Categorical spec examples
height.distplot hist across(firm, dispname)
displays a categorical histogram graph of SER1 using distinct values of FIRM to define the categories, and displaying the resulting graphs in multiple frames.
height.distplot hist across(firm, dispname, iscale)
shows the same graph with individual scaling for each of the frames.
weight.distplot kernel ash within(firm, inctot, label=value)
displays kernel and average shifted histograms categorized by firm (with an added category for the total), with all of the graphs in a single frame and the category value used as labels.
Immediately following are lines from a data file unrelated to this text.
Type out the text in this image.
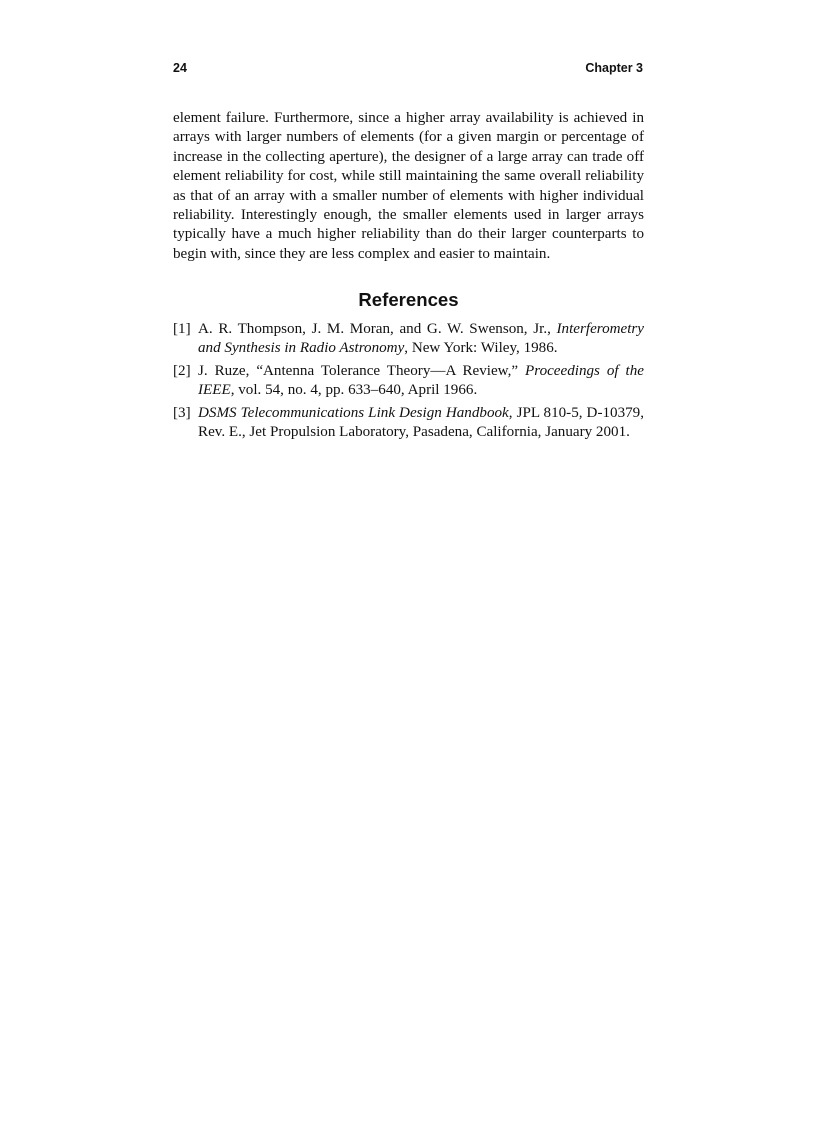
24	Chapter 3

element failure. Furthermore, since a higher array availability is achieved in arrays with larger numbers of elements (for a given margin or percentage of increase in the collecting aperture), the designer of a large array can trade off element reliability for cost, while still maintaining the same overall reliability as that of an array with a smaller number of elements with higher individual reliability. Interestingly enough, the smaller elements used in larger arrays typically have a much higher reliability than do their larger counterparts to begin with, since they are less complex and easier to maintain.

References
[1] A. R. Thompson, J. M. Moran, and G. W. Swenson, Jr., Interferometry and Synthesis in Radio Astronomy, New York: Wiley, 1986.
[2] J. Ruze, “Antenna Tolerance Theory—A Review,” Proceedings of the IEEE, vol. 54, no. 4, pp. 633–640, April 1966.
[3] DSMS Telecommunications Link Design Handbook, JPL 810-5, D-10379, Rev. E., Jet Propulsion Laboratory, Pasadena, California, January 2001.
length.distplot cdf across(firm, dispname) within(income, bintype=quant, bincount=4)
constructs a categorical cdf graph with FIRM defining the across dimension, and INCOME defining the within dimension. Observations will be classified in the within dimension using the quartiles of INCOME.
Cross-references
For a description of distribution graphs, see “Analytical Graph Types”.
See “Graphing Data” for a detailed discussion of graphs in EViews, and “Templates” for a discussion of graph templates.
See Graph::graph for graph declaration and other graph types
To save the data from a distribution plot, see Series::distdata, Group::distdata, Vector::distdata, and Matrix::distdata.